Editors note: This article features interactive region-by-region breakdowns and Team Hospitalist analysis of the latest compensation and productivity data from SHM and MGMA. Click here to open the interactive feature.
Every January, William “Tex” Landis, MD, FHM, sits in a conference room with key members of his hospital’s administration and presents what he affectionately refers to as the “state of the union” for his hospitalist group. The bar graphs, pie charts, and commentary have changed little in the past decade, Dr. Landis admits, but the information and analysis he has available to him as he begins crafting his 2011 presentation is better than ever.
Dr. Landis, medical director of Wellspan Hospitalists in York, Pa., and hospitalist group leaders across the country will have access to the State of Hospital Medicine: 2010 Report Based on 2009 Data this budget cycle. The new report, which will be available Sept. 10, offers new compensation and productivity information, new layers of detail, and new tools to help group leaders analyze the data.

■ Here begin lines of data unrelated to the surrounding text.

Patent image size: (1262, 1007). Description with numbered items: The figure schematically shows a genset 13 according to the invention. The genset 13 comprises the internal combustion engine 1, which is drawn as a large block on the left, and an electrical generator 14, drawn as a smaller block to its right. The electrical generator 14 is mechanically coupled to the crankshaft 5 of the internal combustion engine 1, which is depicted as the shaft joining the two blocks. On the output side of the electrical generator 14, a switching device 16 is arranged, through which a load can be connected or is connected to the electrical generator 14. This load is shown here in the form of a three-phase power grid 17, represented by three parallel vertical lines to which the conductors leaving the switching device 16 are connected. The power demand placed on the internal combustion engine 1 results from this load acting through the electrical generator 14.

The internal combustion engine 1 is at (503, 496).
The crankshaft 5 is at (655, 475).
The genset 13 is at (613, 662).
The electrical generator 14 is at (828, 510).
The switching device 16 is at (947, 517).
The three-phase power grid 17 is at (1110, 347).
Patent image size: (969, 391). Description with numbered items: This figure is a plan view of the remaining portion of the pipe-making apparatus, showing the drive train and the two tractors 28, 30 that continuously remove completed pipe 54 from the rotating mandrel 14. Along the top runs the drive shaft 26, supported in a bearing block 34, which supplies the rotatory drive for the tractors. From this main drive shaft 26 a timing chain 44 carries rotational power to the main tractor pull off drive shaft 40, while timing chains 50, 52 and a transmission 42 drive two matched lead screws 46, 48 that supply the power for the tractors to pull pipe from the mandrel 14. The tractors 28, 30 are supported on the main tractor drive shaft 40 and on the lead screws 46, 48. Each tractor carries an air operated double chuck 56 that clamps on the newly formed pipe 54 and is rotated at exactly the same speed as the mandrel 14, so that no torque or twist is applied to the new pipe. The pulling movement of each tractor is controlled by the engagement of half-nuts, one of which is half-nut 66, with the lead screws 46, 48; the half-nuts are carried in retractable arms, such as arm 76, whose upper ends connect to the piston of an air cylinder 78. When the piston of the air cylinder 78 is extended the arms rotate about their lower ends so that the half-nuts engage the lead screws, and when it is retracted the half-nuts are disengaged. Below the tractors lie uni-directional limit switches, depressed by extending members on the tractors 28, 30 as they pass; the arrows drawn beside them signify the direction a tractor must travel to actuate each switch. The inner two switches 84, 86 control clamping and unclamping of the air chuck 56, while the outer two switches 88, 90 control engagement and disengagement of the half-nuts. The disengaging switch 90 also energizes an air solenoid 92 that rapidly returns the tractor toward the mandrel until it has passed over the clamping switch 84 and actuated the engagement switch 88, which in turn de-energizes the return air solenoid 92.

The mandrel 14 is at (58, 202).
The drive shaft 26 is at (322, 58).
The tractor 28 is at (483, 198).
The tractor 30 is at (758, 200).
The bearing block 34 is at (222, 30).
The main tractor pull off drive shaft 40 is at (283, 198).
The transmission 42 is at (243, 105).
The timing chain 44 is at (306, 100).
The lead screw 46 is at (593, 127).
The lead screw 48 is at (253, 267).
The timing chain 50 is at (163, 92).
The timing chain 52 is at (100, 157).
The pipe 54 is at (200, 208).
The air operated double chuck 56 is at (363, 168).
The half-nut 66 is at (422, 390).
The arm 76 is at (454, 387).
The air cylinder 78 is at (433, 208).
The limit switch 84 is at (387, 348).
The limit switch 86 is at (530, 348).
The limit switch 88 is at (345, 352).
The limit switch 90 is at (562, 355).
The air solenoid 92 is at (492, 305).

“This data reflects the best numbers we have in our business,” says Dr. Landis, the chair of SHM’s Practice Analysis Committee. “We have better participation and better quality data analysis than we have ever had before. It’s a more standardized approach, and we are just going to be able to continue to build upon this. It sets the standard for moving forward, as far as I am concerned.”
The new report, which replaces SHM’s biannual survey, is the result of a partnership between SHM and the Medical Group Management Association (MGMA), an industry leader in practice-management resources. The report compiled data about 4,211 hospitalists in 443 groups, a 30% increase in survey respondents over SHM’s 2007-2008 report.
“The collaboration is really driven at providing a single set of benchmarks to the HM community,” says David Litzau, systems analyst at MGMA. “It provides a viewpoint of what’s happening elsewhere in the industry.”
What’s happening is that hospitalists continue to see increases in compensation. The new report, which uses some different data definitions and survey methodologies, and is based on a new population, shows that median compensation for adult hospitalists is $215,000 per year, a number that doesn’t take into account benefits. Hospitalist median compensation was $183,900, according to SHM’s 2007-2008 survey, and $171,000 in SHM’s 2005-2006 survey. MGMA’s 2009 report on physician compensation showed median compensation at $210,250 per internal medicine hospitalist.
And while the compensation numbers are higher than in previous surveys, the new report also shows adult hospitalists are increasing productivity, are seeing more patients per year (reversing a somewhat declining trend), and are collecting more per encounter.
The Numbers
Although compensation is the most popular survey metric, it’s not the only number worth investigating. A handful of key productivity measures seem to be on the rise, too, according to the new report.
The national median (the midpoint of all survey respondents) for work RVUs per adult hospitalist FTE is 4,107, according to the new data. SHM’s 2007-2008 survey reported wRVUs at 3,715 per adult hospitalist.
The national median for hospitalist wRVUs per encounter is 1.86. That same figure was reported at 1.53 wRVUs per encounter in 2008 and 1.37 in 2006.
Collections per wRVU is $45.57, according to the 2010 report. The 2008 survey showed collections at $44.97 per wRVU; the 2006 survey did not report the metric.